His daughter Princess Reema bint Bandar, who was formerly married to Faisal bin Turki bin Nasser Al Saud, is the Saudi Arabian Ambassador to the U.S., being the first woman to hold such position in the Kingdom. His son Khalid is the Saudi Arabian Ambassador to the U.K. and is married to Lucy Cuthbert, niece of Ralph Percy, 12th Duke of Northumberland. Another of his sons, Faisal, has been the president of the Saudi Arabian Federation for Electronic and Intellectual Sports (SAFEIS) and the Arab eSports Federation since 2017.

===Habits and health concerns===
Known for his cigar smoking, he usually wears European clothes, and he likes American colloquialisms and American history. In the mid-1990s, he suffered his first depression. His health problems were reported to have continued into the 2010s, often being treated abroad.

===Property===
He travels frequently on his private Airbus A340. He owned Glympton Park, Oxfordshire, until March 2021, when he sold the property to the King of Bahrain’s family.

Bandar owned an estate with a 32-room house in Aspen, Colorado.
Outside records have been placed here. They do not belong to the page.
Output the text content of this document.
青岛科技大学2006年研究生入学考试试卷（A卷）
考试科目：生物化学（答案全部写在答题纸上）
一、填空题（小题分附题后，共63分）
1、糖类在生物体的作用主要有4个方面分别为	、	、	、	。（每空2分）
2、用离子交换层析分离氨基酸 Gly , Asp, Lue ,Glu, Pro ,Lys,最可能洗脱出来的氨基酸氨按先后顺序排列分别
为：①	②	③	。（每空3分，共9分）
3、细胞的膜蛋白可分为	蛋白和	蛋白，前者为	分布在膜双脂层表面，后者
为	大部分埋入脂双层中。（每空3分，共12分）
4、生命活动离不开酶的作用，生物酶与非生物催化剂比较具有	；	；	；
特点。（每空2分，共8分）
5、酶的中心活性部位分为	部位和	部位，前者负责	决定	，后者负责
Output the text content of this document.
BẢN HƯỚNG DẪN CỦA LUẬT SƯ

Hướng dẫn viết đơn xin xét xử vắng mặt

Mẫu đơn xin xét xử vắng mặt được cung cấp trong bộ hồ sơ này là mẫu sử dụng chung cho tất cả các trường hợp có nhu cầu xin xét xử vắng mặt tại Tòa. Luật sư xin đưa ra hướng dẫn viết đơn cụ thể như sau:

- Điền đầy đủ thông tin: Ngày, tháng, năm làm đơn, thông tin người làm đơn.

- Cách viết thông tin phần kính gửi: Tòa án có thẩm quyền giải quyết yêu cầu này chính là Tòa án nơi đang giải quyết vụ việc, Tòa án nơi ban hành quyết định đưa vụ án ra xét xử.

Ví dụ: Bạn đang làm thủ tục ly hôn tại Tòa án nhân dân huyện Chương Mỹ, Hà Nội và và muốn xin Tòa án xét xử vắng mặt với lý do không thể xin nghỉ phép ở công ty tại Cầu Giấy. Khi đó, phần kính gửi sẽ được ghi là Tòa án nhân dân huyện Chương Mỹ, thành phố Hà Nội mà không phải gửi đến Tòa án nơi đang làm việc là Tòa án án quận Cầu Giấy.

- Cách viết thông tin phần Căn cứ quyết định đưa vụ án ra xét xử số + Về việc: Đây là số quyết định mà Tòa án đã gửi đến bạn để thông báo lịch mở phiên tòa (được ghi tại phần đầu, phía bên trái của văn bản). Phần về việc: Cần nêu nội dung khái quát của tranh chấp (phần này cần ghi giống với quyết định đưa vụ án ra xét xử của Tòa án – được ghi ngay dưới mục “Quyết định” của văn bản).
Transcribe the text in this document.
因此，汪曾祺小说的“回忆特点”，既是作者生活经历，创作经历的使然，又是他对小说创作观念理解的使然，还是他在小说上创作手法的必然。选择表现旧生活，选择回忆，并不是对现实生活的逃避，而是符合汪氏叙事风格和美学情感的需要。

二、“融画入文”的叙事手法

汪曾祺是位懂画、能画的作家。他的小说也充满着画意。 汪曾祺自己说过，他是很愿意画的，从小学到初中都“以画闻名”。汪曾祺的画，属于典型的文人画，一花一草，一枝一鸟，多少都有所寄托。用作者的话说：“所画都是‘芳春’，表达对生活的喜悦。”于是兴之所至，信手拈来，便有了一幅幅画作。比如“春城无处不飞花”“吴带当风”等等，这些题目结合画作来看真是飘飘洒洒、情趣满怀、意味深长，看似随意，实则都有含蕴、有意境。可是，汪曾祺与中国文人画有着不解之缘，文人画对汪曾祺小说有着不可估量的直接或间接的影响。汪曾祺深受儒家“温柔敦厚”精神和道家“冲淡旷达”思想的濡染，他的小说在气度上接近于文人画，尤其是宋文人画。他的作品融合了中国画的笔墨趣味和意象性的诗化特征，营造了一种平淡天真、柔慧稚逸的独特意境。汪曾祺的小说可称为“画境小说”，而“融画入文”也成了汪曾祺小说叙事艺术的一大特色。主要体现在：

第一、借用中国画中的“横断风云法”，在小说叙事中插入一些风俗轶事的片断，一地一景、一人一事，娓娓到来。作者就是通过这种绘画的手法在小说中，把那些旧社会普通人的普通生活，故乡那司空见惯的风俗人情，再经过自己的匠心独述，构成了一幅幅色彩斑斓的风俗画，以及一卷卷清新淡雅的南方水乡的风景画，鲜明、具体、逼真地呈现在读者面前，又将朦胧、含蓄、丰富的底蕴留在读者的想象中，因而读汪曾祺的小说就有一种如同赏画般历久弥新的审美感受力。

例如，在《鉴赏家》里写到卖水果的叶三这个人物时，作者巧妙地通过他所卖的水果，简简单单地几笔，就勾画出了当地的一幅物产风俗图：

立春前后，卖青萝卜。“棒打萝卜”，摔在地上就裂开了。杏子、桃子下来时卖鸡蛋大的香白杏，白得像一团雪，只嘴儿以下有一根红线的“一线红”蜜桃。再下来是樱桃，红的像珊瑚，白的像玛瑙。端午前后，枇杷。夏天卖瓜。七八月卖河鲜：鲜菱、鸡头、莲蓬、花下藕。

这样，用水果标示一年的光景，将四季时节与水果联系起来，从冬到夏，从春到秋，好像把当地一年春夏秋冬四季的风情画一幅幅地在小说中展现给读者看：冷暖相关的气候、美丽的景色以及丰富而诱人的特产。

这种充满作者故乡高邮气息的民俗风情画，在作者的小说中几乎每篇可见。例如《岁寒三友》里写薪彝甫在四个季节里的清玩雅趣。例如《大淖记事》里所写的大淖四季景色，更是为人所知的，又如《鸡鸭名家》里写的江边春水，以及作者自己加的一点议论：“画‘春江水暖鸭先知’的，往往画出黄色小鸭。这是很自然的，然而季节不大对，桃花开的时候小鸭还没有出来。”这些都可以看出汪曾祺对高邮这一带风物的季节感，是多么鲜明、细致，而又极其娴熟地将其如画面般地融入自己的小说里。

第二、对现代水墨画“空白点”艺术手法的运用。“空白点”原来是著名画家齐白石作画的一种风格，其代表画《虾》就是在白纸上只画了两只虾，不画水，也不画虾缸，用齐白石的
He bought the land in 1989 and built the residence in 1991. On 12 July 2006, it was reported that Prince Bandar was seeking to sell his 56000 sqft mansion in Aspen, Colorado, for US$135 million. The palatial vacation home, called Hala Ranch, is larger than the White House, and is perched on a mountaintop of 95 acre. It includes 15 bedrooms and 16 bathrooms, and features 24-karat gold fixtures. In December 2006, the mansion was still listed for sale at $135 million. In December 2007, the 14395 sqft guesthouse was sold for a reported $36.5 m. The purported reason for the sale is that Bandar was too busy to enjoy the mansion. Finally, he sold his Aspen ranch for $49 million to Starwood Mountain Ranch LLC in June 2012. It is reported that billionaire John Paulson bought Hala Ranch, and Paulson confirmed this.

===Membership===
Bandar is a board member of the Sultan bin Abdulaziz Al Saud Foundation.

===Donations===
In 1990, Bandar donated an unknown amount to finance construction of the Oxford Centre for Islamic Studies (OCIS) in Oxford, England.